Even if there had been sufficient evidence to show a breach of this secrecy agreement, Heath J noted that damages were readily quantifiable and these and not an injunction would have been the appropriate remedy. This was particularly so as both parties had competed in the market in the 2002 season and to have prevented Bomac from competing in 2003, might well have caused confusion in the market.

(e)  Fair Trading Act; Mandatory Advertising Order

Norbrook alleged various breaches of the Fair Trading Act - some of which involved false representations made to those who would buy their mastitis products. Heath J was not convinced that claims made in relation to getup would have misled the relevant public, given that these were prescription animal remedies sold only to approved wholesalers and vets. However he did find that some misrepresentations may have been made to prospective purchasers. His remedy was an order requiring Bomac to disclose on all packaging and advertising in the forthcoming 2003 season, that its products were no longer manufactured by Norbrook.

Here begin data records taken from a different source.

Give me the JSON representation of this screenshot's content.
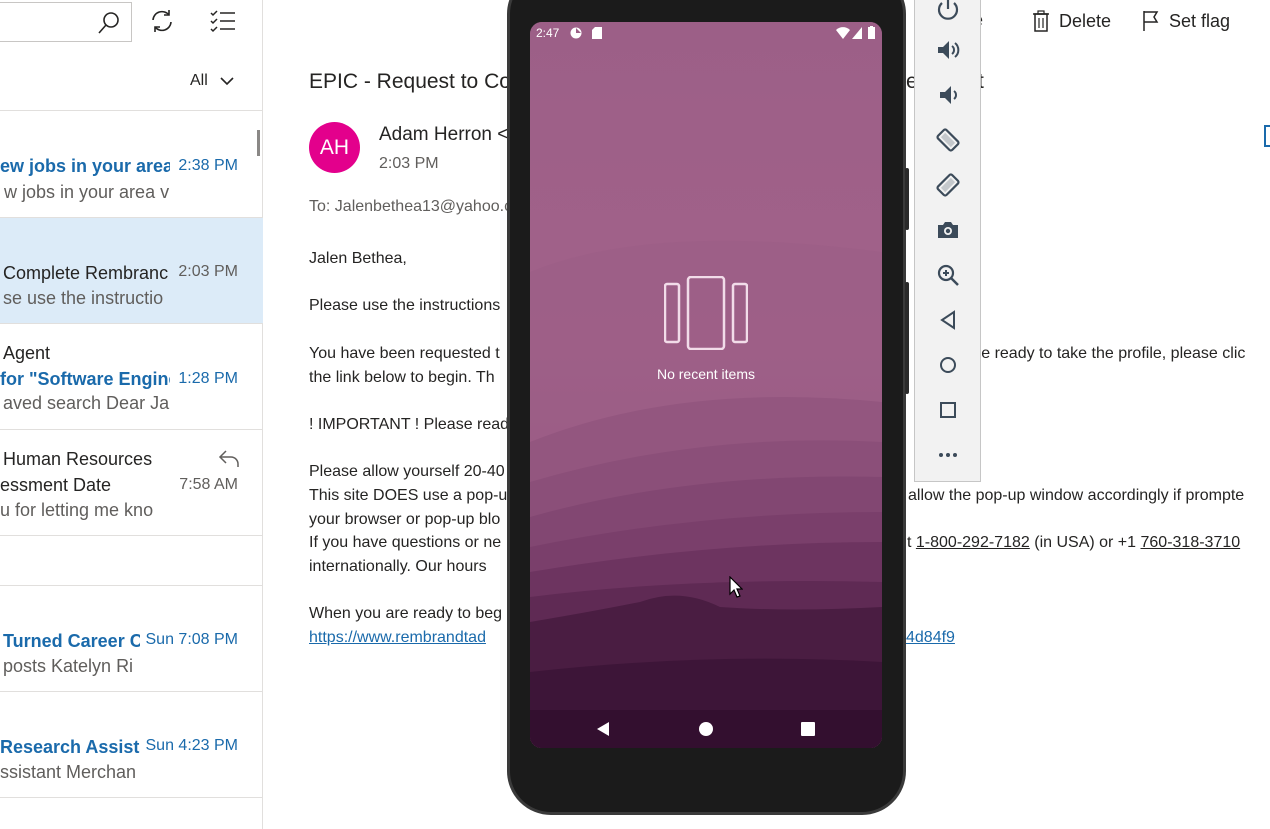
{
  "toolbar": {
    "commands": [
      {
        "label": "ve",
        "icon": "archive-icon"
      },
      {
        "label": "Delete",
        "icon": "trash-icon"
      },
      {
        "label": "Set flag",
        "icon": "flag-icon"
      }
    ]
  },
  "mail_list": {
    "filter_label": "All",
    "items": [
      {
        "line1": "ew jobs in your area",
        "time": "2:38 PM",
        "line2": "w jobs in your area v"
      },
      {
        "line1": "Complete Rembranc",
        "time": "2:03 PM",
        "line2": "se use the instructio",
        "selected": true
      },
      {
        "line0": "Agent",
        "line1": "for \"Software Engine",
        "time": "1:28 PM",
        "line2": "aved search Dear Jale"
      },
      {
        "line0": "Human Resources",
        "line1": "essment Date",
        "time": "7:58 AM",
        "line2": "u for letting me kno"
      },
      {
        "line1": "Turned Career C",
        "time": "Sun 7:08 PM",
        "line2": "posts Katelyn Ri"
      },
      {
        "line1": "Research Assistar",
        "time": "Sun 4:23 PM",
        "line2": "ssistant Merchan"
      }
    ]
  },
  "message": {
    "title": "EPIC - Request to Co",
    "title_tail": "e",
    "title_end": "t",
    "avatar_initials": "AH",
    "from_name": "Adam Herron",
    "from_suffix": "<",
    "time": "2:03 PM",
    "to_label": "To:",
    "to_address": "Jalenbethea13@yahoo.c",
    "greeting": "Jalen Bethea,",
    "p1": "Please use the instructions",
    "p2a": "You have been requested t",
    "p2a_right": "are ready to take the profile, please clic",
    "p2b": "the link below to begin. Th",
    "important": "! IMPORTANT ! Please read",
    "p3a": "Please allow yourself 20-40",
    "p3b": "This site DOES use a pop-u",
    "p3b_right": "allow the pop-up window accordingly if prompte",
    "p3c": "your browser or pop-up blo",
    "p4a": "If you have questions or ne",
    "p4a_t": "t",
    "phone1": "1-800-292-7182",
    "p4a_mid": "(in USA) or +1",
    "phone2": "760-318-3710",
    "p4b": "internationally. Our hours",
    "p5": "When you are ready to beg",
    "link_left": "https://www.rembrandtad",
    "link_right": "4d84f9"
  },
  "phone": {
    "clock": "2:47",
    "recents_text": "No recent items"
  },
  "emulator_toolbar": [
    "power-icon",
    "volume-up-icon",
    "volume-down-icon",
    "rotate-left-icon",
    "rotate-right-icon",
    "camera-icon",
    "zoom-icon",
    "back-icon",
    "home-icon",
    "overview-icon",
    "more-icon"
  ],
  "colors": {
    "accent": "#1a6aab",
    "selected_row": "#dcebf8",
    "avatar": "#e3008c",
    "wallpaper": "#9a5f86"
  }
}
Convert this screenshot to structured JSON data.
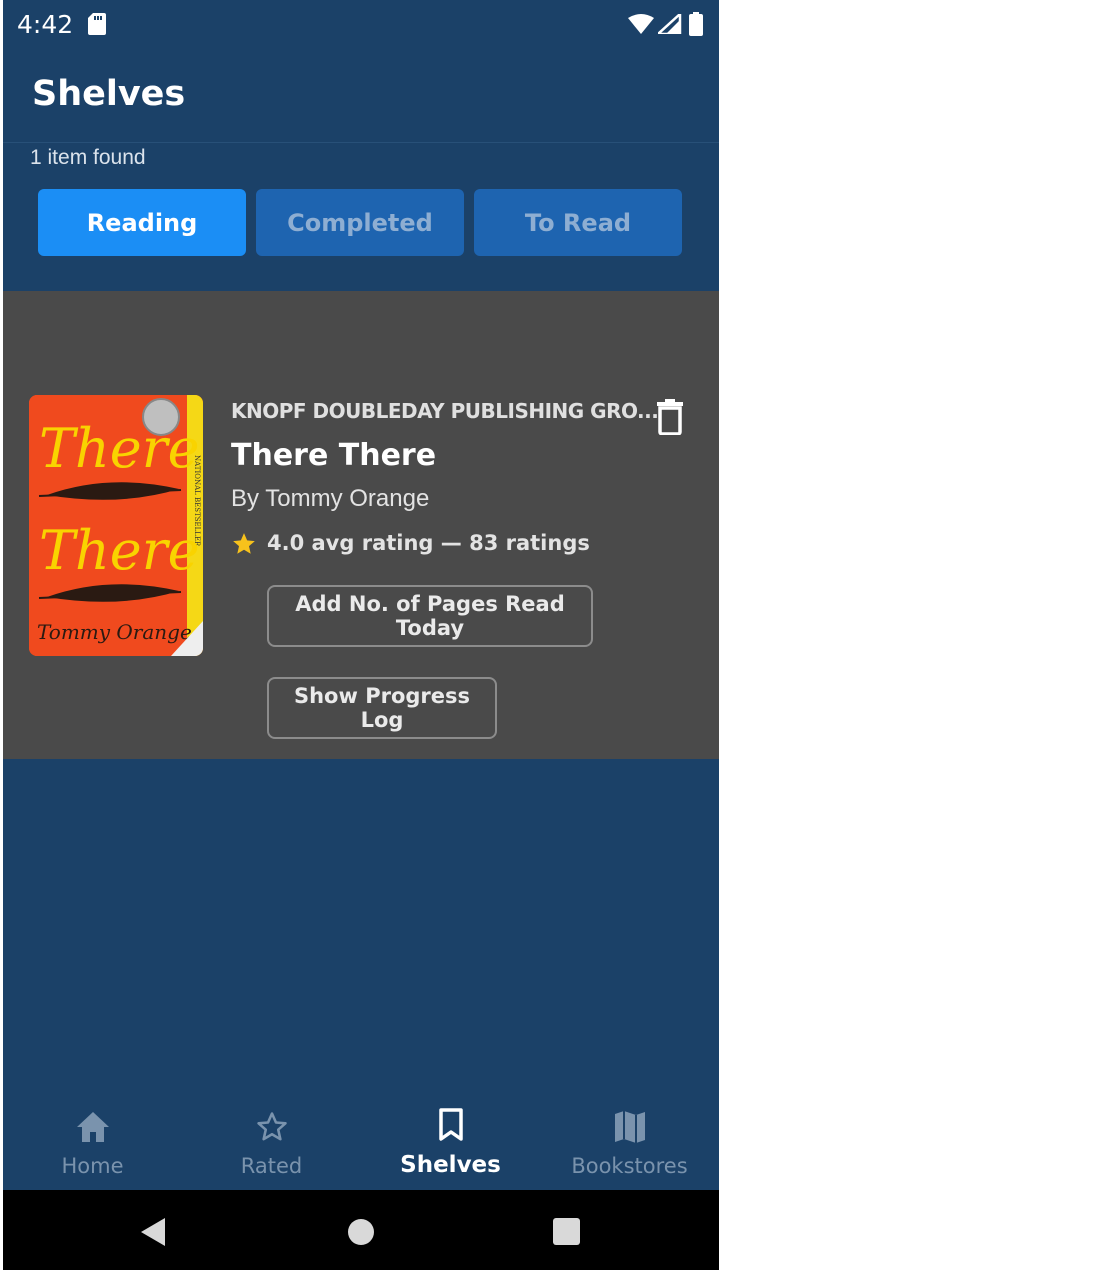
{
  "status_bar": {
    "time": "4:42"
  },
  "header": {
    "title": "Shelves",
    "items_found": "1 item found"
  },
  "tabs": [
    {
      "label": "Reading",
      "active": true
    },
    {
      "label": "Completed",
      "active": false
    },
    {
      "label": "To Read",
      "active": false
    }
  ],
  "book": {
    "publisher": "KNOPF DOUBLEDAY PUBLISHING GRO...",
    "title": "There There",
    "author": "By Tommy Orange",
    "rating": "4.0 avg rating — 83 ratings",
    "cover": {
      "title_line1": "There",
      "title_line2": "There",
      "author": "Tommy Orange",
      "spine": "NATIONAL BESTSELLER"
    },
    "add_pages_label": "Add No. of Pages Read Today",
    "progress_log_label": "Show Progress Log"
  },
  "bottom_nav": [
    {
      "label": "Home",
      "icon": "home-icon",
      "active": false
    },
    {
      "label": "Rated",
      "icon": "star-outline-icon",
      "active": false
    },
    {
      "label": "Shelves",
      "icon": "bookmark-icon",
      "active": true
    },
    {
      "label": "Bookstores",
      "icon": "map-icon",
      "active": false
    }
  ],
  "colors": {
    "background": "#1b4168",
    "tab_active": "#1b8ef5",
    "tab_inactive": "#1e64b0",
    "card": "#4a4a4a",
    "star": "#f7c21c"
  }
}
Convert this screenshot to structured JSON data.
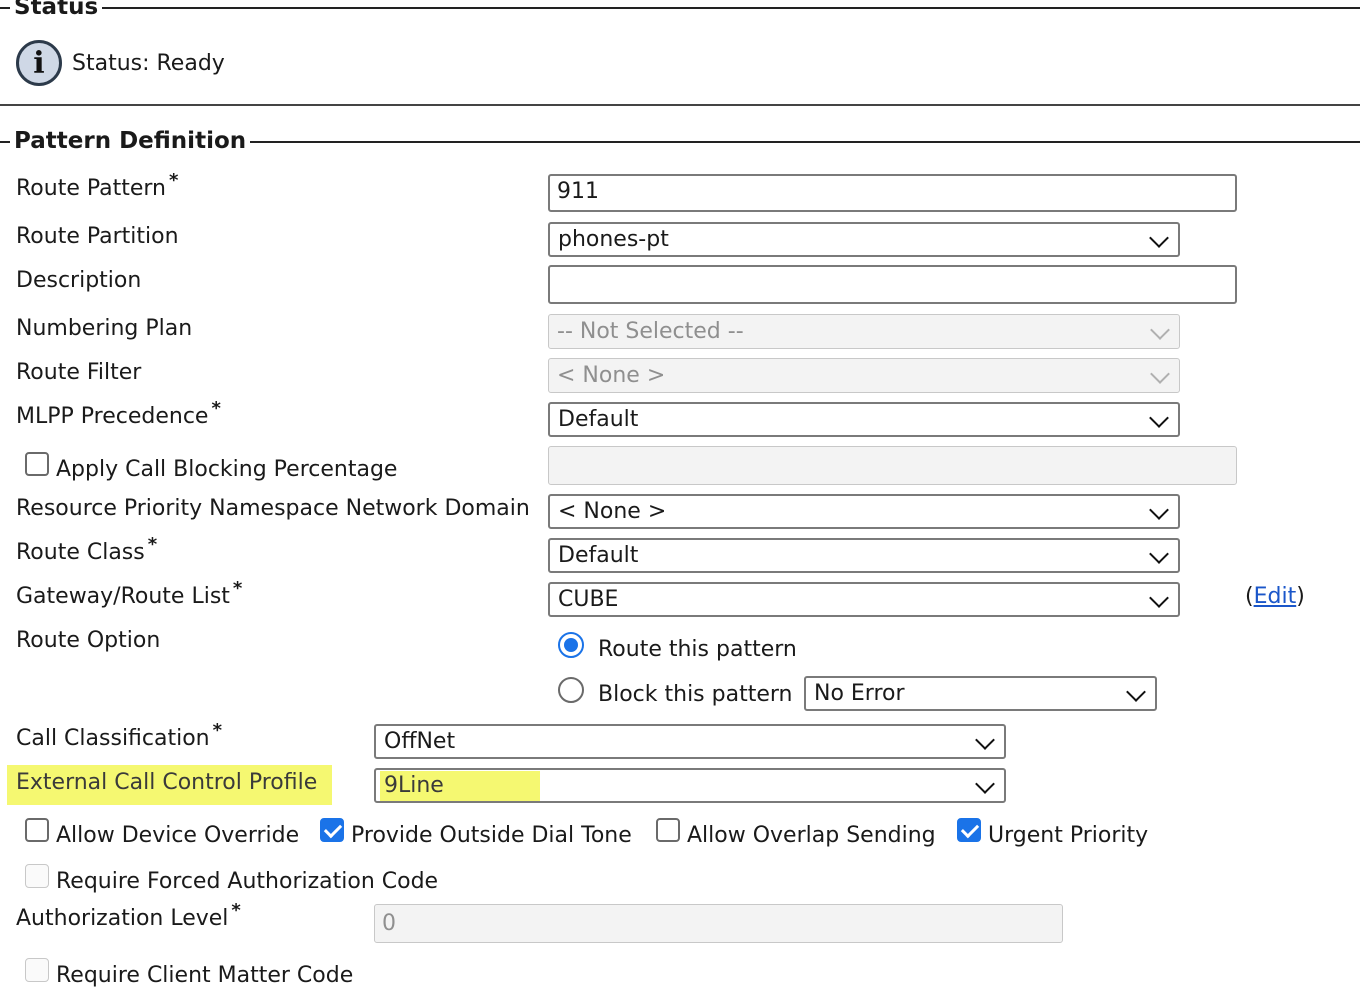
{
  "status": {
    "legend": "Status",
    "icon": "info-icon",
    "text": "Status: Ready"
  },
  "pattern": {
    "legend": "Pattern Definition",
    "route_pattern": {
      "label": "Route Pattern",
      "required": "*",
      "value": "911"
    },
    "route_partition": {
      "label": "Route Partition",
      "value": "phones-pt"
    },
    "description": {
      "label": "Description",
      "value": ""
    },
    "numbering_plan": {
      "label": "Numbering Plan",
      "value": "-- Not Selected --"
    },
    "route_filter": {
      "label": "Route Filter",
      "value": "< None >"
    },
    "mlpp_precedence": {
      "label": "MLPP Precedence",
      "required": "*",
      "value": "Default"
    },
    "apply_call_blocking": {
      "label": "Apply Call Blocking Percentage",
      "checked": false,
      "value": ""
    },
    "resource_priority": {
      "label": "Resource Priority Namespace Network Domain",
      "value": "< None >"
    },
    "route_class": {
      "label": "Route Class",
      "required": "*",
      "value": "Default"
    },
    "gateway_route_list": {
      "label": "Gateway/Route List",
      "required": "*",
      "value": "CUBE",
      "edit_open": "(",
      "edit_link": "Edit",
      "edit_close": ")"
    },
    "route_option": {
      "label": "Route Option",
      "route_this": "Route this pattern",
      "block_this": "Block this pattern",
      "block_reason": "No Error",
      "selected": "route"
    },
    "call_classification": {
      "label": "Call Classification",
      "required": "*",
      "value": "OffNet"
    },
    "external_call_control": {
      "label": "External Call Control Profile",
      "value": "9Line",
      "highlight_color": "#f2f542"
    },
    "allow_device_override": {
      "label": "Allow Device Override",
      "checked": false
    },
    "provide_outside_dial_tone": {
      "label": "Provide Outside Dial Tone",
      "checked": true
    },
    "allow_overlap_sending": {
      "label": "Allow Overlap Sending",
      "checked": false
    },
    "urgent_priority": {
      "label": "Urgent Priority",
      "checked": true
    },
    "require_forced_auth": {
      "label": "Require Forced Authorization Code",
      "checked": false
    },
    "authorization_level": {
      "label": "Authorization Level",
      "required": "*",
      "value": "0"
    },
    "require_client_matter": {
      "label": "Require Client Matter Code",
      "checked": false
    }
  },
  "colors": {
    "accent": "#1a73e8",
    "link": "#1a56c9",
    "highlight": "#f2f542"
  }
}
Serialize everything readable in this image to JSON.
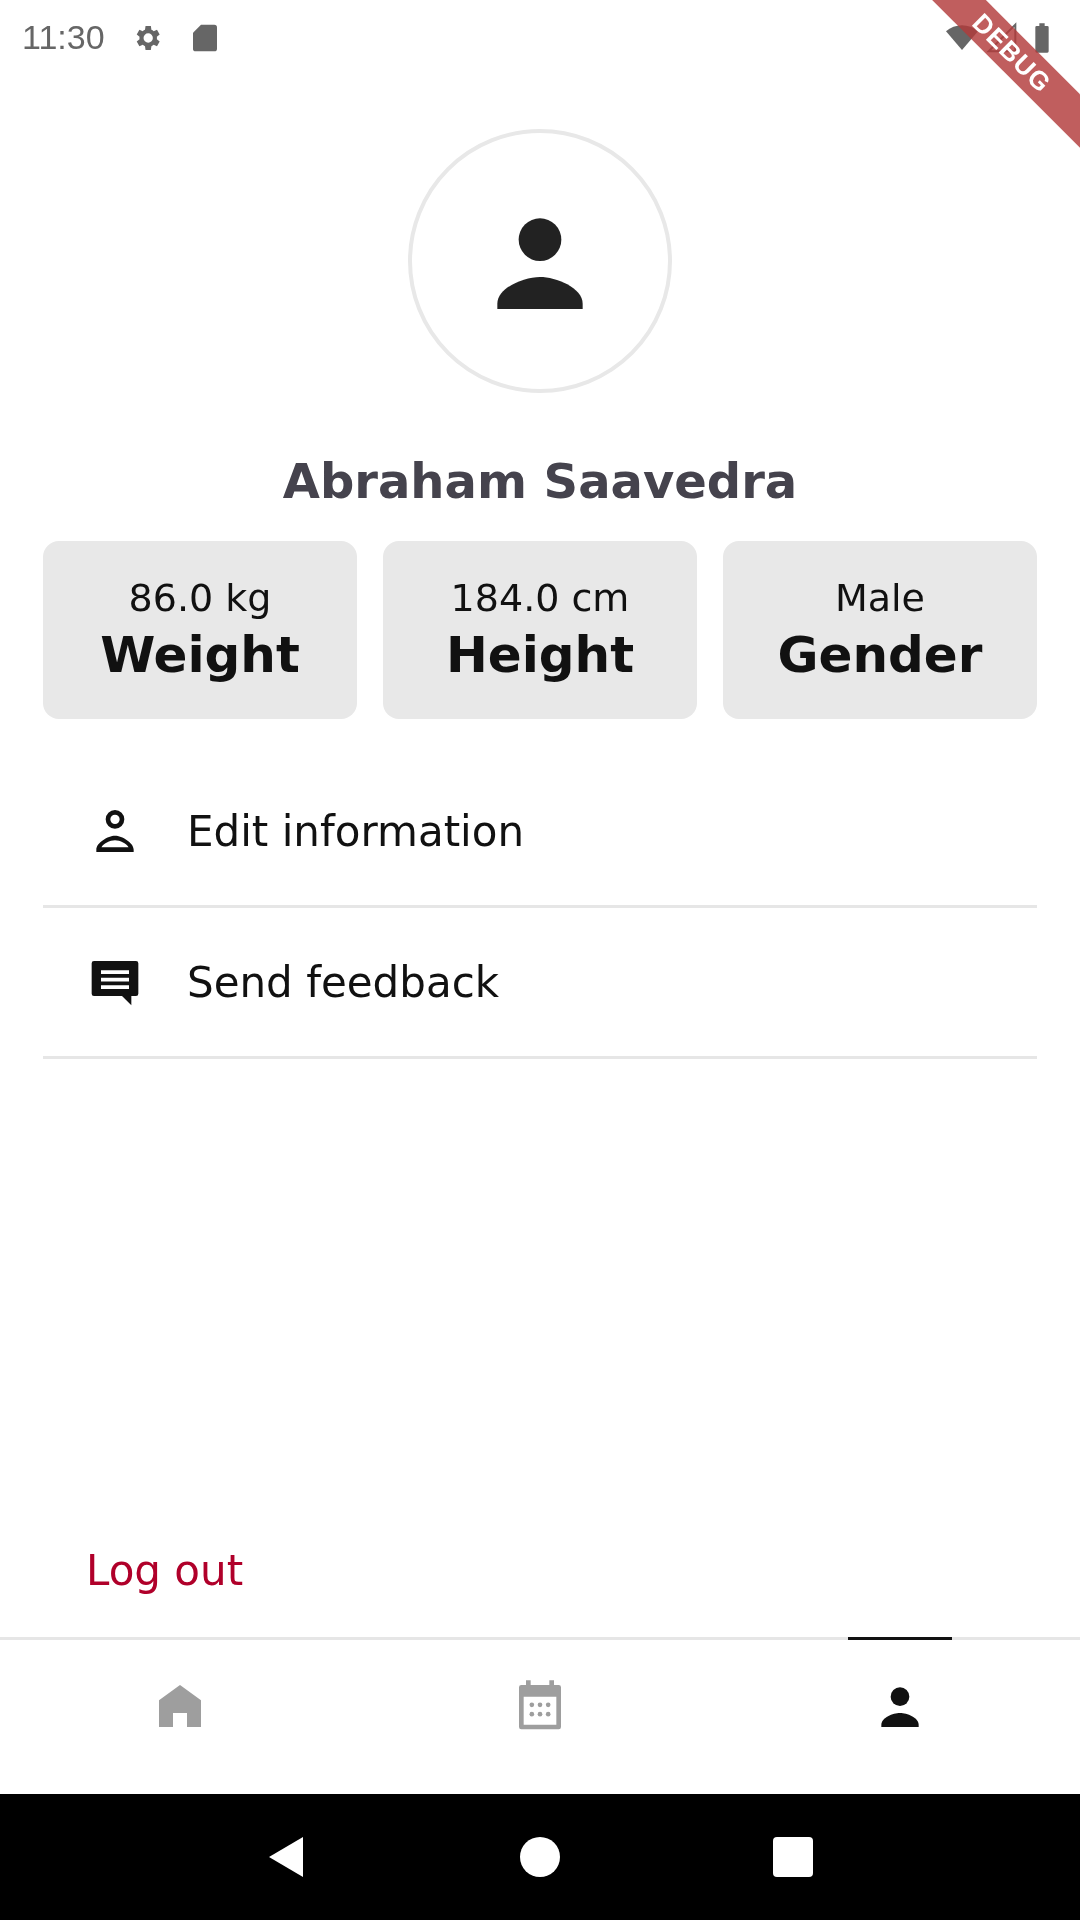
{
  "status_bar": {
    "time": "11:30"
  },
  "debug_banner": "DEBUG",
  "profile": {
    "name": "Abraham Saavedra"
  },
  "stats": [
    {
      "value": "86.0 kg",
      "label": "Weight"
    },
    {
      "value": "184.0 cm",
      "label": "Height"
    },
    {
      "value": "Male",
      "label": "Gender"
    }
  ],
  "menu": [
    {
      "kind": "person",
      "label": "Edit information"
    },
    {
      "kind": "feedback",
      "label": "Send feedback"
    }
  ],
  "logout": "Log out",
  "bottom_nav": [
    {
      "kind": "home",
      "selected": false
    },
    {
      "kind": "calendar",
      "selected": false
    },
    {
      "kind": "profile",
      "selected": true
    }
  ]
}
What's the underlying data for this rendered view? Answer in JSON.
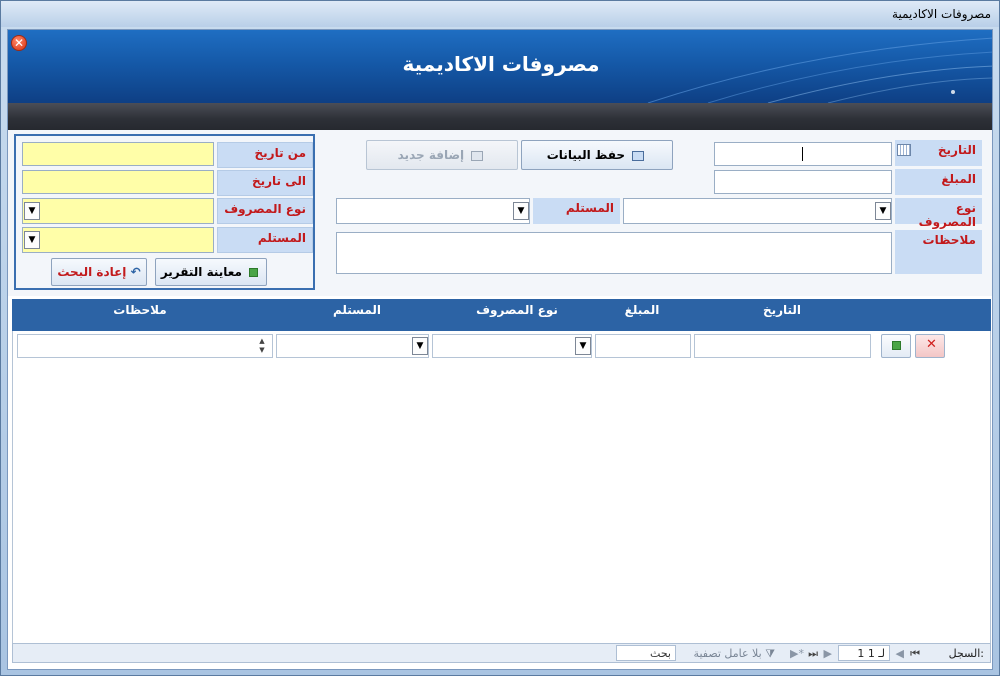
{
  "window": {
    "title": "مصروفات الاكاديمية"
  },
  "banner": {
    "title": "مصروفات الاكاديمية",
    "close_glyph": "✕"
  },
  "form": {
    "date_label": "التاريخ",
    "amount_label": "المبلغ",
    "expense_type_label": "نوع المصروف",
    "receiver_label": "المستلم",
    "notes_label": "ملاحظات",
    "save_button": "حفظ البيانات",
    "add_new_button": "إضافة جديد"
  },
  "search": {
    "from_date_label": "من تاريخ",
    "to_date_label": "الى تاريخ",
    "expense_type_label": "نوع المصروف",
    "receiver_label": "المستلم",
    "preview_report_button": "معاينة التقرير",
    "reset_search_button": "إعادة البحث"
  },
  "grid": {
    "columns": [
      "التاريخ",
      "المبلغ",
      "نوع المصروف",
      "المستلم",
      "ملاحظات"
    ]
  },
  "navigation": {
    "record_label": "السجل:",
    "record_value": "1 لـ 1",
    "filter_label": "بلا عامل تصفية",
    "search_placeholder": "بحث"
  },
  "icons": {
    "calendar": "calendar-icon",
    "dropdown": "▼",
    "spin_up": "▲",
    "spin_down": "▼"
  },
  "colors": {
    "label_bg": "#c9dcf4",
    "label_text": "#c2191b",
    "search_field_bg": "#fffea8",
    "grid_header_bg": "#2c63a5",
    "banner_bg": "#1559a8"
  }
}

Heath J based his jurisdiction to make such a prospective mandatory order on s41(1)(b) which allows an injunction to restrain any attempt to contravene the Act and on an earlier Court of Appeal decision TV3 v Eveready [1993] 3 NZLR 435, 438, 447, 449. In that case, the Court of Appeal held, in a malicious falsehood and defamation case concerning product claims, that there was no jurisdictional bar to the grant of a mandatory injunction when it was required by justice.